The city of Zaira, for example, consists solely of "relationships between the measurements of its space and the events of its past"; you will recognise here a trace of a 'sixties cult which was known, if I remember rightly, as 'semiology', and Invisible Cities is concerned with the signs and the systems of signs which make up what sociologists call the 'modern city'. But academic generalities always have a gaggle of simple and boring moral judgements behind them, and this book is no exception: Sr Calvino tells us, for example, that we can only understand the past by travelling ever onward, that existence "in all of its moments is all of itself", and that you must give form to your desires in order to master them—a somewhat shaky ground on which to build his particular Tower of Babel. But Invisible Cities is not completely spurious. Sr Calvino has an unconventional imagination which concentrates upon clusters of objects, upon what is small, hard and visible, and in this way he can substantiate some of the more weightless hopes and anxieties which rarely find a local habitation, let alone a name. His imagination only becomes flaccid when it loses specificity, and retreats into sentimental surrealism. (pp. 214-15)
Peter Ackroyd, in The Spectator (© 1975 by The Spectator; reprinted by permission of The Spectator), February 22, 1975.
Like Jorge Luis Borges and Gabriel García Márquez, Italo Calvino dreams perfect dreams for us; the fantasy of these three Latins ranges beyond the egoism that truncates and anguishingly turns inward the fables of Kafka and that limits the kaleidoscopic visions of Nabokov. Of the three, Calvino is the sunniest, the most variously and benignly curious about the human truth as it comes embedded in its animal, vegetable, historical, and cosmic contexts; all his investigations spiral in upon the central question of How shall we live? In "Invisible Cities" …, he has produced a consummate book, both crystalline and limpid, adamant and airy, intricate and ingenuous, playful yet "worked" with a monkish care upon materials of great imaginative density and resonance. The book, a sheaf of imaginary cities, combines the slightly brittle and programmatic science fiction of "Cosmicomics" and "t zero" with affectionate mood and elegiac landscapes of his earlier, more naturalistic stories. (p. 137)

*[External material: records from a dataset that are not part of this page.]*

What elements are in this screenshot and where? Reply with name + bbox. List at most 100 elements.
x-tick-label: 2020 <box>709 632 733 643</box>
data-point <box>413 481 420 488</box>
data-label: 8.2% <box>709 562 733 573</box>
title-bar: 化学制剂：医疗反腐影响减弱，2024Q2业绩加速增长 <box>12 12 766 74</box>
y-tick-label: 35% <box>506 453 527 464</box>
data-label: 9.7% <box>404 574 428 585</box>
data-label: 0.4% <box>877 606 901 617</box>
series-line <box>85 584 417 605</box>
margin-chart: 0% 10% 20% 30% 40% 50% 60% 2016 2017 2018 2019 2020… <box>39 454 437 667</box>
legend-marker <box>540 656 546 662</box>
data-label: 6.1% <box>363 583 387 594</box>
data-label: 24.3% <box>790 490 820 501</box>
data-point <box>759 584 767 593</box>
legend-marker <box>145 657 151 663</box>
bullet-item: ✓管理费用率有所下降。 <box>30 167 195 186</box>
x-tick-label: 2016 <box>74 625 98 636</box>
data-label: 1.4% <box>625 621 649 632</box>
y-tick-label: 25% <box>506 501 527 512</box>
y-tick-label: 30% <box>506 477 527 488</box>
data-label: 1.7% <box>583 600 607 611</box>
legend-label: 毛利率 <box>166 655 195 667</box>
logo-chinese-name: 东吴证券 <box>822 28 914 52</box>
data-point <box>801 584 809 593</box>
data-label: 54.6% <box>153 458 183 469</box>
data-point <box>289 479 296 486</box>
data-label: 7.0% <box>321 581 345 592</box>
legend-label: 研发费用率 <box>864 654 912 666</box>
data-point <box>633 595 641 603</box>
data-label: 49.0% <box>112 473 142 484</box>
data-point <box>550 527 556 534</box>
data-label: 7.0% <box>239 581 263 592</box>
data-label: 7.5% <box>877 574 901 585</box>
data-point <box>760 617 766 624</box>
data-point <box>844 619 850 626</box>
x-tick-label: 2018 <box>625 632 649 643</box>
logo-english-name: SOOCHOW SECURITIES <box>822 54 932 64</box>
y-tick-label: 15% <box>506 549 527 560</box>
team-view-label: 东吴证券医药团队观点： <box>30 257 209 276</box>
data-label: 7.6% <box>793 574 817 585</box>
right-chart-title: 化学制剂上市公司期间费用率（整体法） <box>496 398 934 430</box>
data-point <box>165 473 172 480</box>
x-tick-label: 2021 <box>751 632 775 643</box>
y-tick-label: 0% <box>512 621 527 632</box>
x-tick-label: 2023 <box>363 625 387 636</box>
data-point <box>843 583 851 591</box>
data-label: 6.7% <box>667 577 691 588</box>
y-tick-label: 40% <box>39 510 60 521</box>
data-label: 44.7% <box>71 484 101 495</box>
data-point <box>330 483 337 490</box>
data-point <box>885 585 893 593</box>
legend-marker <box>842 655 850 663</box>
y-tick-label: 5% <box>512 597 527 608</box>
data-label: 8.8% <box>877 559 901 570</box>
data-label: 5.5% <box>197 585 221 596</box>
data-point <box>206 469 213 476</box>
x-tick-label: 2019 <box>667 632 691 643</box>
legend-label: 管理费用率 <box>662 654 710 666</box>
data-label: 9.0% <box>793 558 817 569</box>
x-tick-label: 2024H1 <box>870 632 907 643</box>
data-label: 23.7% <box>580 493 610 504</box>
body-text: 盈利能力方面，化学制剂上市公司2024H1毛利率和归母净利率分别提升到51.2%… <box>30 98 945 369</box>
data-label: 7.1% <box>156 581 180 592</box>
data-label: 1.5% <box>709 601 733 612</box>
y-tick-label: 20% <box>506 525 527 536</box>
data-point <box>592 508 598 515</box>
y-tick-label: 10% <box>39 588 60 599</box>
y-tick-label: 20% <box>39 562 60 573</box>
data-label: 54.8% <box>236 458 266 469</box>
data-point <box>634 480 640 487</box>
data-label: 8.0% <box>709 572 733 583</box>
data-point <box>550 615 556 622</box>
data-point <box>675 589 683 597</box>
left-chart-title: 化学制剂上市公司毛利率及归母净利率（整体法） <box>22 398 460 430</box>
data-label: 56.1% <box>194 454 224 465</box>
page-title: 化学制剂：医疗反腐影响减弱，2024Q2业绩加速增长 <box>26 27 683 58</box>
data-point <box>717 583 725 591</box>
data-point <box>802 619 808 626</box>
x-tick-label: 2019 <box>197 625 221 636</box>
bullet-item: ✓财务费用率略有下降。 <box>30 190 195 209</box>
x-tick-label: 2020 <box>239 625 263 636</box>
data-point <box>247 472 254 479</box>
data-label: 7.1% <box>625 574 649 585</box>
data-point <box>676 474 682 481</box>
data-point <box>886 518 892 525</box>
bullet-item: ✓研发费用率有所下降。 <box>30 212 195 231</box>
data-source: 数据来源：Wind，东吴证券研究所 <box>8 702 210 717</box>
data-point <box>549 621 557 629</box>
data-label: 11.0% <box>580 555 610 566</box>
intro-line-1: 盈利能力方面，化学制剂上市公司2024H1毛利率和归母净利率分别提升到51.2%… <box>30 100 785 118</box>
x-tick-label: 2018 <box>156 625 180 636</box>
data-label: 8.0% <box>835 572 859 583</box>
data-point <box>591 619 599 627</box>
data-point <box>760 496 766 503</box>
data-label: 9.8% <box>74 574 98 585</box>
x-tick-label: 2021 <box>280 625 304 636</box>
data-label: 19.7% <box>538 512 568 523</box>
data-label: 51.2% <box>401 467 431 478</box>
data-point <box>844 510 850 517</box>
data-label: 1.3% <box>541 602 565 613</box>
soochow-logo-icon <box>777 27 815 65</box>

Beneath Calvino's tireless shimmer of fancy, his concern over how men live together has carried into our minds…. Led to read on by the fascination of the details and the grave beauty of the prose, we find the civic ideal unfolding within us—the same ideal that underlay Calvino's most autobiographical short story, "The Watcher" (1963)….
The indirectional, transactional method of "Invisible Cities" is the opposite of that of "Cosmicomics," which announces its idea at the outset—suppose human personalities to be present amid the geological and galactic events modern science describes—and then, more or less amusingly, but a trifle mechanically, executes it. The idea of "Invisible Cities" is not announced; it gradually dawns. (p. 138)
John Updike, "Metropolises of the Mind," in The New Yorker (© 1975 by The New Yorker Magazine, Inc.), February 24, 1975, pp. 137-40.